NEW YORK — A new Douglas Elliman Real Estate report shows the number of signed sales contracts doubled for apartment sales in Manhattan and Brooklyn in January when compared to January 2020.
What You Need To Know
- Pent up demand, low mortgage rates and sellers willing to take less for their property led to a sharp increase in sales activity
- Newly signed co-op contracts in Manhattan increased by 167% from January 2020 to January 2021
- Newly signed co-op contracts in Brooklyn increased by 156% from January 2020 to January 2021
- Jonathan Miller of Miller Samuel Real Estate Appraisers says prices will continue to "be soft" until the vaccine has been widely distributed
Apartment sales, like everything else, froze when the pandemic hit. As a result there’s a lot of pent up demand. That, combined with plunging mortgage rates and sellers willing to take less for their property led to this sharp increase in sales activity.
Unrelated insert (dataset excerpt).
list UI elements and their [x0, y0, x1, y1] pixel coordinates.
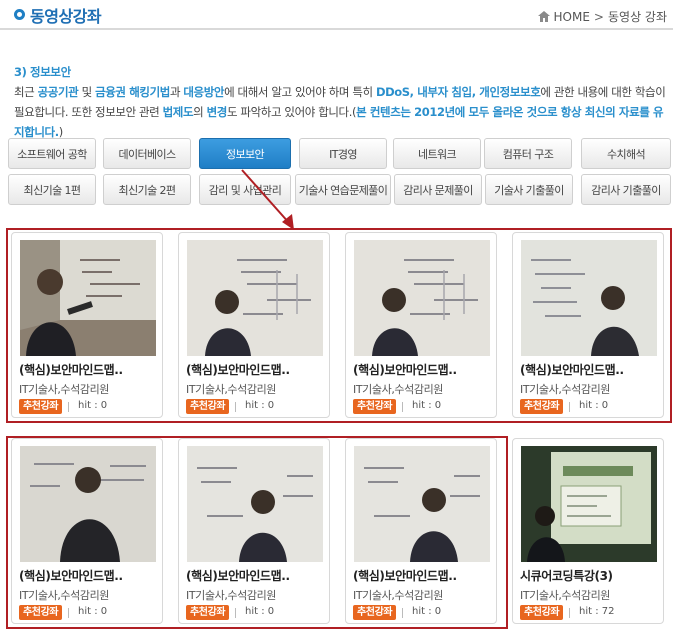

"When I saw January’s numbers I went, ‘yes.’ We are on the right track,’” Steven James said, the President & CEO of Douglas Elliman New York City.
The increase in signed sales contracts for co-ops is larger than condos, but both are up in Manhattan and Brooklyn.
While the first signs of a rebound started in December in Manhattan, Brooklyn has been seeing more sales activity for months, performing more like the suburbs.
People left Manhattan during the pandemic for places like Florida and the Hamptons, but realtors say the research performed by Miller Samuel Real Estate Appraisers for Douglas Elliman shows that with the start of vaccinations, there seems to be a return.
“What we’re hearing anecdotally and seeing evidence of this people who to left to those places are starting to come back to their homes they left here and if they didn’t have a home they’re certainly out looking for a home,” said James.
Rental prices have plunged across the city by more than 20% from the prices before the pandemic and sales prices in Manhattan are down about 4%.
Experts expect sales prices to possibly continue to drop, but certainly not increase until at least June, a recovery dependent upon widespread vaccinations and the economy beginning to turn the corner as well.